CMS finalizes 2011 Medicare physician fee schedule
■ Financial incentives for surgical services in underserved areas and for primary care are outlined. An SGR-driven 25% pay cut remains in the background.
Washington -- Payments for primary care services and certain surgical procedures will improve under the Centers for Medicare & Medicaid Services final 2011 physician fee schedule issued Nov. 2. Patients also will receive new wellness benefits and lower co-pays.
However, the rule calls for Medicare physician payments to be slashed by 25% -- 23% on Dec. 1 and 2% on Jan. 1, 2011. These payment cuts could be avoided if Congress intervenes, as it has since 2002 and is expected to do so again.
The American Medical Association and others in organized medicine have voiced their support for a permanent fix to the sustainable growth rate formula, which is part of the system to determine Medicare payments. CMS officials also believe a new system is vital to the long-term sustainability of the program. Whether lawmakers agree is yet to be seen.
"Broad physician participation for Medicare is essential to ensuring that beneficiaries continue to have access to care, and physician engagement is critical to our efforts to strengthen the quality of care," said CMS Administrator Donald M. Berwick, MD. "Medicare needs to be a strong, dependable partner with physicians -- and that means the SGR must be fixed. The [Obama] administration supports permanently reforming the Medicare payment formula."
Since 1992, Medicare has paid for services of physicians and other suppliers according to the Medicare Physician Fee Schedule, under which the relative value unit system determines pay for individual services.
The final 2011 fee schedule implements provisions called for under the Patient Protection and Affordable Care Act that CMS says expands beneficiary access to preventive services. The rule provides coverage under the traditional fee-for-service program for an annual wellness visit beginning Jan. 1, 2011. During this yearly visit, doctors will be able to more easily update a patient's care plan; screen for impairments; measure height, weight and blood pressure; and adjust for other tests based on the person's medical and family histories.
Medicare will cover certain preventive services that no longer will require out-of-pocket patient payment, including screening mammographies and colonoscopies. Medical industry experts approve of the new benefits for Medicare patients provided under the health reform law.
"To have preventive services available at no cost to people with Medicare is not only an improvement to the Medicare program, but also encourages both providers and patients to think about health care in a new way," said Joe Baker, president of the Medicare Rights Center, a nonprofit consumer organization based in New York City. "By encouraging people to take steps to prevent illness, the law promotes efficient, higher-quality, patient-centered care."
Primary care incentives
CMS' final 2011 physician fee schedule provides a 10% incentive payment for primary care services. Family physicians, general internists, geriatricians, pediatricians, nurse practitioners, clinical nurse specialists and physician assistants for whom primary care services represent 60% or more of their Medicare physician fee schedule-allowed charges in a prior period are eligible for the payment.
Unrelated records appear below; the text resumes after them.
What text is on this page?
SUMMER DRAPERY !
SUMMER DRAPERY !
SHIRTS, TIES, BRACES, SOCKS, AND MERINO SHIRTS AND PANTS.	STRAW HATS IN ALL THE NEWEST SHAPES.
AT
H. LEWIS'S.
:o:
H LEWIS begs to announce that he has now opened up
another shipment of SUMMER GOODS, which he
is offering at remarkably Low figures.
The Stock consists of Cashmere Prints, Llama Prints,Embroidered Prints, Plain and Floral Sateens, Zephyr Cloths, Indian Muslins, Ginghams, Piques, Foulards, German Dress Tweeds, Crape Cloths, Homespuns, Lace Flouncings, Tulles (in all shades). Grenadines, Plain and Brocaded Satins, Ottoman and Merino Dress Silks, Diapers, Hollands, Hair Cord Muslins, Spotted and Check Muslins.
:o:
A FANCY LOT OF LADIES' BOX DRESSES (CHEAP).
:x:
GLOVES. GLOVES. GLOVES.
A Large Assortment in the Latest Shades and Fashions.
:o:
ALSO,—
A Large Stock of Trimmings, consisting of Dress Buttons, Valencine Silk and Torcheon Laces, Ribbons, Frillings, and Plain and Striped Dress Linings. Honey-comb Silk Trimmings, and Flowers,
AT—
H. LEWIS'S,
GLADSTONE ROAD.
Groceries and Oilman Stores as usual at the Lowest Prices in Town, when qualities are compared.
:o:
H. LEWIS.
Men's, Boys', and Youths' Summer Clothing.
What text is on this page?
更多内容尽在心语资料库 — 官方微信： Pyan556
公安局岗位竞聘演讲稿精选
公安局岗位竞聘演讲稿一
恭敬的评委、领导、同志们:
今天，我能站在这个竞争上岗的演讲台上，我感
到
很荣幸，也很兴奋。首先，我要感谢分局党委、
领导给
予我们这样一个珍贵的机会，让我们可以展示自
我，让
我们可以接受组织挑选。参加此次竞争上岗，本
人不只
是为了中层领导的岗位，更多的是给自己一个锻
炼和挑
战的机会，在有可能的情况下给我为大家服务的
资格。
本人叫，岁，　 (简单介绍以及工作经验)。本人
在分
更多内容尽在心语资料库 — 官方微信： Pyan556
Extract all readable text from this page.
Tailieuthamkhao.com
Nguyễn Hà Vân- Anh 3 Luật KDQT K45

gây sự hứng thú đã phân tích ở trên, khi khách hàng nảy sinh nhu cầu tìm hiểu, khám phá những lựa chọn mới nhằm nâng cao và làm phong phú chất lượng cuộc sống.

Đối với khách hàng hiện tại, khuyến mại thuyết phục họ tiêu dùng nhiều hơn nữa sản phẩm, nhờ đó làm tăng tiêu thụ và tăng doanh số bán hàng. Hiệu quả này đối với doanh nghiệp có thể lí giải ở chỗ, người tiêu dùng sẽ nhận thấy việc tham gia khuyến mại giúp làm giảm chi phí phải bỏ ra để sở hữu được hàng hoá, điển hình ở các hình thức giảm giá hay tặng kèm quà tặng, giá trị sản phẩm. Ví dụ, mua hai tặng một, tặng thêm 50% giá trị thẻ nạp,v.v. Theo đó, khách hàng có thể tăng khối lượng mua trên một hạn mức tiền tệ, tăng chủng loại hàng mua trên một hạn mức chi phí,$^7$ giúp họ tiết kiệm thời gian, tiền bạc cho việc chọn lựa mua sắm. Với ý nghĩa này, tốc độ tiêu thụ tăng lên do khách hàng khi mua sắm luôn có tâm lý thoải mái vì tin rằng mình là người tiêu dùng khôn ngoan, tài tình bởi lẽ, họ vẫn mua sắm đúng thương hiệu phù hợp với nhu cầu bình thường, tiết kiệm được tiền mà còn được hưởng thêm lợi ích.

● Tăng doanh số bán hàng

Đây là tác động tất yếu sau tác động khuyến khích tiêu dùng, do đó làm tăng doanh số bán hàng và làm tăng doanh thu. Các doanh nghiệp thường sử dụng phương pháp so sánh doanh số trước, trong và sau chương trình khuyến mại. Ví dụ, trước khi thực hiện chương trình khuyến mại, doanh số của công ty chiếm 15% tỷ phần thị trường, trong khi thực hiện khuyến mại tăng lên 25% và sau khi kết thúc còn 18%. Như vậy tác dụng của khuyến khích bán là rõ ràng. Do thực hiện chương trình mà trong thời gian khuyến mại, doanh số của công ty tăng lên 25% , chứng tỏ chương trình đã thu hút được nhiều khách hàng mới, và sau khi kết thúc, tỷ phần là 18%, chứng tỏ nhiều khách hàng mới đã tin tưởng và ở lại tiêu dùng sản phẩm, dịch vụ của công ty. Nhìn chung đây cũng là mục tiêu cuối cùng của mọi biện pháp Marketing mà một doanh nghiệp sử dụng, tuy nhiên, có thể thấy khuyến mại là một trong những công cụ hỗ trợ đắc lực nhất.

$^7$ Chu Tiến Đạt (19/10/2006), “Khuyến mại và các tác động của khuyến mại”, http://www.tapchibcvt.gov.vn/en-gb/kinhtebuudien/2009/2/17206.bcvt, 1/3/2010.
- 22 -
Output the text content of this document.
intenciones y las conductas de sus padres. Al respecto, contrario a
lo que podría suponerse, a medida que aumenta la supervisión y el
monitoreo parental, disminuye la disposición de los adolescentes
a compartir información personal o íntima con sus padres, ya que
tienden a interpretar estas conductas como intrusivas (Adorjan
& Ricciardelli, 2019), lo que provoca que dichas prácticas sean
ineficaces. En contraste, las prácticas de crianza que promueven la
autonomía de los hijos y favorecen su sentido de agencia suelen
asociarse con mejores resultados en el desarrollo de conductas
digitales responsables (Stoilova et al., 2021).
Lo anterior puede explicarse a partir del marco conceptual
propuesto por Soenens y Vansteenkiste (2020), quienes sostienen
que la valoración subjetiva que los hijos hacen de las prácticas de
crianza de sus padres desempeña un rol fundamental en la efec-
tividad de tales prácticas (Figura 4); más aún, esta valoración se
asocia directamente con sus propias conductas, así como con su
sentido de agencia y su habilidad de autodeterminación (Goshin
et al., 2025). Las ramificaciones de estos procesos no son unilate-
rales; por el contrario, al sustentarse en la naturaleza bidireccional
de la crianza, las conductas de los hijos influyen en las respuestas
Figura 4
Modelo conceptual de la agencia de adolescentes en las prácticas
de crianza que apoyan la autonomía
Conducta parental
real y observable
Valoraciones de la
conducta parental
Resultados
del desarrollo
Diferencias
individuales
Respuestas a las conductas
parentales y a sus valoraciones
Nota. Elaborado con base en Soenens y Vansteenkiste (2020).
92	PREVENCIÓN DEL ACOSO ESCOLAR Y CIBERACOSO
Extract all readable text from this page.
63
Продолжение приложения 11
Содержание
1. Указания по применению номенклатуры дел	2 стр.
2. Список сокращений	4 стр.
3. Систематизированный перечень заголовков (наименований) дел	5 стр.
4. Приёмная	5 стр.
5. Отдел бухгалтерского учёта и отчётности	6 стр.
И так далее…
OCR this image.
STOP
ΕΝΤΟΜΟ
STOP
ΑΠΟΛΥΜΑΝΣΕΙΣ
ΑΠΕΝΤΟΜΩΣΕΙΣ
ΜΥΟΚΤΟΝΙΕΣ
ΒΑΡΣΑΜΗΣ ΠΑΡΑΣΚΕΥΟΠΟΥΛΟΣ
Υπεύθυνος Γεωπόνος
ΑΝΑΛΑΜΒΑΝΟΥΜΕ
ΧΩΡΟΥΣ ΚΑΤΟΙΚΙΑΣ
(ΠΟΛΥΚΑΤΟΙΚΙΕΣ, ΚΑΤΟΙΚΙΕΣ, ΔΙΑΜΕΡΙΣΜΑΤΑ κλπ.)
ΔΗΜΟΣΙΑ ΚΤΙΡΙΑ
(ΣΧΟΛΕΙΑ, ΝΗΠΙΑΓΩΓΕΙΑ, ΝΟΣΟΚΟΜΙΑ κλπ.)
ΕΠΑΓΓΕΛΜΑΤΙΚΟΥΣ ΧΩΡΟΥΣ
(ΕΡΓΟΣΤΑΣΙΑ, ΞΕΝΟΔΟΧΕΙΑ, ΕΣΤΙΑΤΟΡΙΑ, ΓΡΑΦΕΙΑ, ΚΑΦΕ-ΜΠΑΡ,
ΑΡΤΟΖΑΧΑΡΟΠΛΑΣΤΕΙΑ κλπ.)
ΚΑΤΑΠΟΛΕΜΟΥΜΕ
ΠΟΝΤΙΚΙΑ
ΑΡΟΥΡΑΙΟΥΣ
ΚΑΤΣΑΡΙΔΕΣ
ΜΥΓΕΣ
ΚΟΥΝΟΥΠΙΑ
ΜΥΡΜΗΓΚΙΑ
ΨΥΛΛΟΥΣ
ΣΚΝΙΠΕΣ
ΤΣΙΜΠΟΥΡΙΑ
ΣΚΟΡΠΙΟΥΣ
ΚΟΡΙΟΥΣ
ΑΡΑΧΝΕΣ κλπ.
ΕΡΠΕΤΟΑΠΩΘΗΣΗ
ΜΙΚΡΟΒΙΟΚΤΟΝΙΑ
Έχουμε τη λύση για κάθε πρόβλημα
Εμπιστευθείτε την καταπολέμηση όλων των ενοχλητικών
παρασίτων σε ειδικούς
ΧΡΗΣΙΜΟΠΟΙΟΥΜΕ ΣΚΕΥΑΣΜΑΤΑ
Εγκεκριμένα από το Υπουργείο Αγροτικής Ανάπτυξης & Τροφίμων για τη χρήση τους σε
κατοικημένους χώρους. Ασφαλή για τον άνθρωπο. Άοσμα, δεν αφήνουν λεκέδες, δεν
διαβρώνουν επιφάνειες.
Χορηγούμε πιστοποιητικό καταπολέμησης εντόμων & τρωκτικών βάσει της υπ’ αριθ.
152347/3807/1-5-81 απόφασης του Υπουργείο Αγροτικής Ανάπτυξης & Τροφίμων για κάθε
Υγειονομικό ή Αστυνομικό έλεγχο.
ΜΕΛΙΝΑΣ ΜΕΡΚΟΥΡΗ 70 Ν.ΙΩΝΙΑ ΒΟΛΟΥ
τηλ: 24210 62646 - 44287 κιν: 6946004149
"The fee schedule launches an important investment in our primary care system and reinforces the primary care infrastructure that will support a high-performing and efficient health care system," said Roland Goertz, MD, president of the American Academy of Family Physicians. "Research consistently shows that such a system yields both improved outcomes for patients and cost efficiencies for everyone."
Dr. Goertz said the final 2011 fee schedule rule was changed so that 80% of family physicians would be eligible for incentive payments, up from about 60% in the proposed rule, which CMS released in June.
The rule includes a provision that allows physician assistants to order post-hospital extended care services in skilled nursing facilities and another provision to pay the same Medicare rates to certified nurse-midwives as physicians.
Addressing surgeon shortages
The health reform law calls for a payment incentive program to improve access to major surgical procedures that are furnished by physicians in Health Professional Shortage Areas between Jan. 1, 2011, and Dec. 31, 2016. To be eligible for the 10% incentive payment, the physician must be enrolled in Medicare as a general surgeon and be based in a ZIP code in a CMS-designated professional shortage area.
The agency is using the same list it has employed under the existing shortage area bonus program, something the American College of Surgeons would like to see fixed.
"The areas that are designated now are for primary care and mental health, so they might not actually be general surgeon shortage areas," said Bob Jasak, ACS director for regulatory and quality affairs. "We appreciate CMS implementing the incentive provision, but we'll continue working with them to create a specific geographic designation for general surgeon shortage areas."
The health reform law requires CMS to identify and make adjustments to relative values for multiple services that are frequently billed together. As a result, the agency finalized a policy to reduce by 50% payments for the second and subsequent studies billed by a physician for a patient who uses ultrasound, CT or MRI imaging services on a single date of service.
In a statement, the American College of Radiology said it was "very disappointed" that CMS finalized this policy. If a patient has two imaging studies done on the same day, "it in no way justifies a 50% reduction," the statement said.
The final rule will appear in the Nov. 29 Federal Register. CMS said it will accept comments on certain aspects of the rule until Jan. 3, 2011.